H24 Finance pour Boursorama20/12/2018 à 08:49

Cette fin programmée des politiques de Quantitative Easing à travers le monde marque le début d'une nouvelle ère, où le robinet du "crédit facile". (crédit : Adobe Stock)

Les politiques menées par les banques centrales depuis la crise financière de 2008 ont nourri la plus longue période haussière de l'histoire et créé les conditions d'une ère de croissance économique stable. Les taux d'intérêt ont été conduits à des niveaux très bas et l'assouplissement quantitatif (quantitative easing, QE) a assuré un afflux d'argent dans le système.

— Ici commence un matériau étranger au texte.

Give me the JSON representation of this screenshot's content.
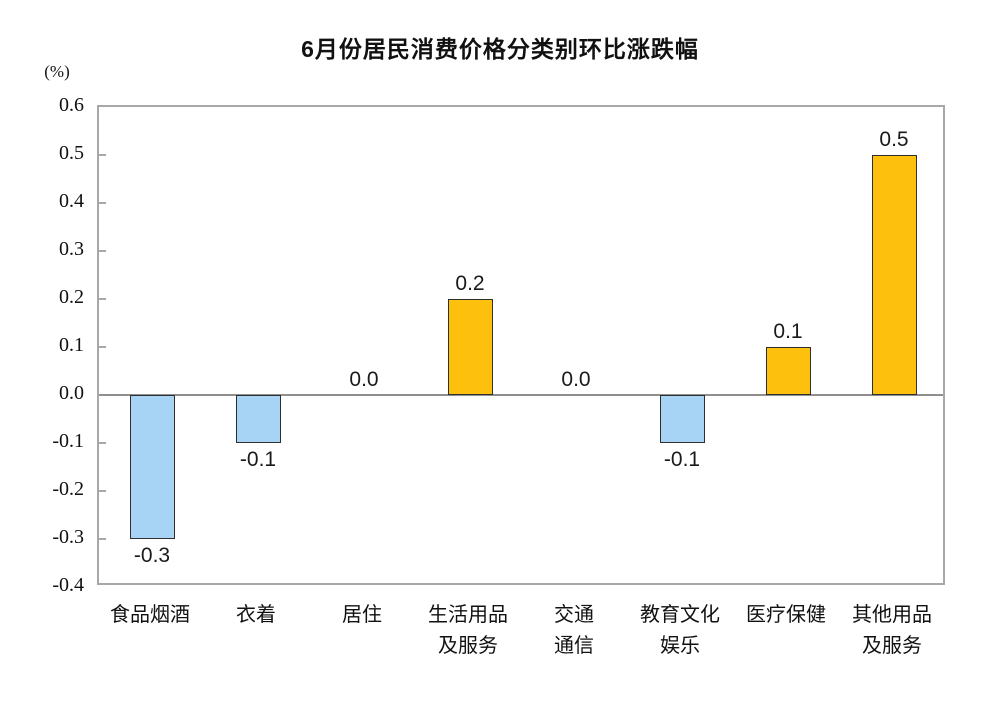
{
  "title": "6月份居民消费价格分类别环比涨跌幅",
  "unit_label": "(%)",
  "chart_data": {
    "type": "bar",
    "title": "6月份居民消费价格分类别环比涨跌幅",
    "ylabel": "(%)",
    "xlabel": "",
    "categories": [
      "食品烟酒",
      "衣着",
      "居住",
      "生活用品\n及服务",
      "交通\n通信",
      "教育文化\n娱乐",
      "医疗保健",
      "其他用品\n及服务"
    ],
    "values": [
      -0.3,
      -0.1,
      0.0,
      0.2,
      0.0,
      -0.1,
      0.1,
      0.5
    ],
    "value_labels": [
      "-0.3",
      "-0.1",
      "0.0",
      "0.2",
      "0.0",
      "-0.1",
      "0.1",
      "0.5"
    ],
    "ylim": [
      -0.4,
      0.6
    ],
    "ytick_step": 0.1,
    "ytick_labels": [
      "0.6",
      "0.5",
      "0.4",
      "0.3",
      "0.2",
      "0.1",
      "0.0",
      "-0.1",
      "-0.2",
      "-0.3",
      "-0.4"
    ],
    "grid": false,
    "legend": "none",
    "colors": {
      "positive_bar": "#FCC00D",
      "negative_bar": "#A7D3F4",
      "bar_border": "#2F2F2F",
      "axis_frame": "#A8A8A8",
      "zero_line": "#8F8F8F",
      "text": "#111111"
    }
  }
}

En conséquence, les rendements ont été réguliers et rassurants alors que les ratios dette / PIB augmentaient dans le monde entier.

Mais l'ère de la liquidité abondante a désormais pris fin et, alors que la Réserve fédérale (Fed) procède à une normalisation monétaire depuis près d'un an,  la Banque centrale européenne (BCE) a confirmé la semaine dernière qu'elle mettrait à son tour un terme à son programme d'assouplissement quantitatif dès ce mois-ci.

2018 : le point d'inflexion

Cette fin programmée des politiques de Quantitative Easing à travers le monde marque le début d'une nouvelle ère, où le robinet du "crédit facile", généreusement ouvert par les banques centrales, se tarit. « L'horizon s'obscurcit pour les investisseurs, qui fin novembre, avaient déjà retiré la somme record de 65,3 milliards de dollars des fonds obligataires spécialisés dans les obligations à haut rendement (high yield) et 25 milliards des fonds investis dans les obligations d'entreprises de meilleure signature (investment grade) » commente Didier Le Menestrel, Président de La Financière de l'Echiquier. Par ailleurs, les indices de crédit termineront probablement l'année en territoire négatif avec une ampleur inédite depuis 2008.

Après 10 ans de politique monétaire laxiste, 2018 a donc marqué un point d'inflexion. Et ce changement d'ère est en train de bouleverser les marchés financiers. Après une expansion massive, le bilan des grandes banques centrales est en train de se stabiliser. Le recalibrage des achats nets de la BCE à 30 milliards d'euros par mois et la réduction du bilan de la Fed ont marqué le début du retrait des liquidités. « Les conditions financières se sont détériorées et les nuages s'amoncellent sur l'économie mondiale. La fin du quantitative easing s'avère être un exercice périlleux ! » prévient Nicolas Forest, Directeur de la gestion obligataire chez Candriam.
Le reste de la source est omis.